In a beautiful piece in our anthology Tell You What: Great New Zealand Nonfiction 2015, Eleanor Catton makes the argument that children cannot truly apprehend the sublime – a magnificent mountainous view, say – ‘because a child need not, perhaps cannot, confront the limitations of his or her language.’ Language, Catton writes, ‘for a child, is already miraculous, supple, generous in its association, tragic, hilarious, disproportionate and huge.’
This is persuasively put. And yet. In its combination of clear pictures and plain language, the end of Castles and Mirrors and Cities of Sand always had the power to send me hurtling out of myself into a sensation that both evaded description and demanded it, which is surely the definition of the sublime.
The first image: a stark, dark headland battered by the sea, a trio of gulls holding strong in a gale. A world without people. The stack of words echoes the shape of the cliff face:
‘Maybe the sandy beach
where you like to play
used to be a rocky cliff
high above the ocean
that was slowly worn away
by years and years
of dashing waves
and stormy winds.’
It did! It was! (I feel the beginning of a shudder, even now.)

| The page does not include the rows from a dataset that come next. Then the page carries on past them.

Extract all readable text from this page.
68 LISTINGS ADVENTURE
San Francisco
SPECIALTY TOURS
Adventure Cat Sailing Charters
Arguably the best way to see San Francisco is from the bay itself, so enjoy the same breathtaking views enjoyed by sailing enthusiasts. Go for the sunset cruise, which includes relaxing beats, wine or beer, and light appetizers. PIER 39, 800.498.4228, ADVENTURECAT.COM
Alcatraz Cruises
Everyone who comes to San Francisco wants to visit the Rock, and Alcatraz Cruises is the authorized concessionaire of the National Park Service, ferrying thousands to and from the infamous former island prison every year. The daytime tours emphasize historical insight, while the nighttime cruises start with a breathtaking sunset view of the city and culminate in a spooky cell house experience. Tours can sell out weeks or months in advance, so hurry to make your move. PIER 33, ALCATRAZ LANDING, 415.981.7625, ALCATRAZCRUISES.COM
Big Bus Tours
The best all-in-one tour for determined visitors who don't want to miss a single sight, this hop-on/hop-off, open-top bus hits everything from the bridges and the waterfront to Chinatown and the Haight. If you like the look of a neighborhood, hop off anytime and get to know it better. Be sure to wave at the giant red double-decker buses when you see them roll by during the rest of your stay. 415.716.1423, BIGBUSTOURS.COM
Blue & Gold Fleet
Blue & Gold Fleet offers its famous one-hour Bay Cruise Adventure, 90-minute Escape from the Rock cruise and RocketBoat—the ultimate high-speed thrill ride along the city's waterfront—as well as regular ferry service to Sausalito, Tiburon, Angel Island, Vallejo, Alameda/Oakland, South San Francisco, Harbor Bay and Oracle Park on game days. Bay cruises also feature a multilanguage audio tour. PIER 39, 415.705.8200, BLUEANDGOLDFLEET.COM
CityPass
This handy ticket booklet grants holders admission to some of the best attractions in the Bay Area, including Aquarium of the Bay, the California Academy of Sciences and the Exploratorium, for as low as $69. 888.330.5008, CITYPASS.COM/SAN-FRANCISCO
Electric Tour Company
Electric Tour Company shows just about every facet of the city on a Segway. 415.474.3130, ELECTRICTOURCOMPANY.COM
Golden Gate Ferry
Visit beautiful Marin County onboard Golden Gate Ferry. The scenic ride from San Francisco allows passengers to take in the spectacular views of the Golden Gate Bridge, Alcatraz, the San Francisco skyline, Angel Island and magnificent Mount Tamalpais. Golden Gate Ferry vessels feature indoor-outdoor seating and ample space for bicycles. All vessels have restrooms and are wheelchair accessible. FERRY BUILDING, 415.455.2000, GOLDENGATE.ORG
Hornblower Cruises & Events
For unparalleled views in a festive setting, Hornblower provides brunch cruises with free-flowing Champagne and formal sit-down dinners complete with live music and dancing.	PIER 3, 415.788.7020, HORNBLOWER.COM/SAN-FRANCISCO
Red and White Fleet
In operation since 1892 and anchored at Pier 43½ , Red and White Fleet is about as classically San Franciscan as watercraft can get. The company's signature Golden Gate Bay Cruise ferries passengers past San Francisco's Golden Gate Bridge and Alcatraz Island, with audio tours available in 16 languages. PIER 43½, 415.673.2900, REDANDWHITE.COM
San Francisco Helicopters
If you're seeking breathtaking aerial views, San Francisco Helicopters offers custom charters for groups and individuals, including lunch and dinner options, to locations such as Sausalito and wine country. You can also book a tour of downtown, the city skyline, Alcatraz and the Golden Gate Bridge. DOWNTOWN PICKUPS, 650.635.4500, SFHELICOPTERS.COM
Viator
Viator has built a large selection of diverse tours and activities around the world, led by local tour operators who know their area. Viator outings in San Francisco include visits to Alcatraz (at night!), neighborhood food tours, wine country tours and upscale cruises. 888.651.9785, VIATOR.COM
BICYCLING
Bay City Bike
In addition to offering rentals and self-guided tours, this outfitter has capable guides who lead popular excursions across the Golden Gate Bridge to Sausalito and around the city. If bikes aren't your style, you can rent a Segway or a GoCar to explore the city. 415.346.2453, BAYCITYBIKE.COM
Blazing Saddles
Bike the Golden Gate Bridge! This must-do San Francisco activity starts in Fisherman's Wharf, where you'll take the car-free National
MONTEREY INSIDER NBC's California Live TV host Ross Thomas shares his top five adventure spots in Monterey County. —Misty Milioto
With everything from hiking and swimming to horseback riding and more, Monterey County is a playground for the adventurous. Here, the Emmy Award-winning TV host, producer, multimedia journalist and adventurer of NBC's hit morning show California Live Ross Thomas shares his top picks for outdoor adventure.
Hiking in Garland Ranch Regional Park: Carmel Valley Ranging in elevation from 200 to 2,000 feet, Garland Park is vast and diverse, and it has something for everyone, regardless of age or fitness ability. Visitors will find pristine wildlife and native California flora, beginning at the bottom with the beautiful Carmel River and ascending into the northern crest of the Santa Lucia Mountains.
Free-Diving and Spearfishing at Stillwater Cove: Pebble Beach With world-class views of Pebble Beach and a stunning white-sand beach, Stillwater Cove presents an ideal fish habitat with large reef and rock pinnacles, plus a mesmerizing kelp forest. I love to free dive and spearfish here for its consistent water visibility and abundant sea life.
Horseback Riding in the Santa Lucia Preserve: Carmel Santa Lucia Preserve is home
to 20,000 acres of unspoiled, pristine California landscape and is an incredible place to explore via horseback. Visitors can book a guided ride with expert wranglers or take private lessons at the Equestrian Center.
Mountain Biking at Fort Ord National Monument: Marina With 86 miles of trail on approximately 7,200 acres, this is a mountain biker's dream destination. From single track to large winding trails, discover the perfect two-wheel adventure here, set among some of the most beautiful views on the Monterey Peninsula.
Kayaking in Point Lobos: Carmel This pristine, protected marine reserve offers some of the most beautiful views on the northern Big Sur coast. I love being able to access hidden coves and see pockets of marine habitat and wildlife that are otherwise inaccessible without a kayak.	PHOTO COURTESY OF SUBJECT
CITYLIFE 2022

Turn the page, and the chill arrives. An ink-dark sea underpins a long wide stretch of golden beach curving up to a distant lighthouse, towards which children race, abandoning in the foreground a perfect sandcastle surrounded with a smatter of small footprints and handprints like prehistoric cave paintings.
And these were the words that got under my skin and lifted me right out of it:
‘And maybe the rocky ledge
you like to climb on
will someday be
a flat beach of sparkling sand,
where other children
will build their castles
and race the waves
along the water’s edge.’
Time turns, and we’re tipped off the edge of it.
This is what the best nonfiction does: it tells us things we didn’t know (about castles, mirrors, cities and sand), while reminding us of truths we know but don’t wish to (about time, implacable decline, finitude).
As a child, I visited this strange, plain little book again and again purely to activate that nameless lurching sensation of holding infinity in the palm of my hand. As an adult, I cannot read it without thinking of E.B. White’s classic memento mori memoir, ‘Once More to the Lake’, and wishing for just one more grown-up conversation with the kind man who took children seriously and gave me this gritty gift.
by Jolisa Gracewood, co-editor with Susanna Andrew of Tell You What: Great New Zealand Nonfiction 2015.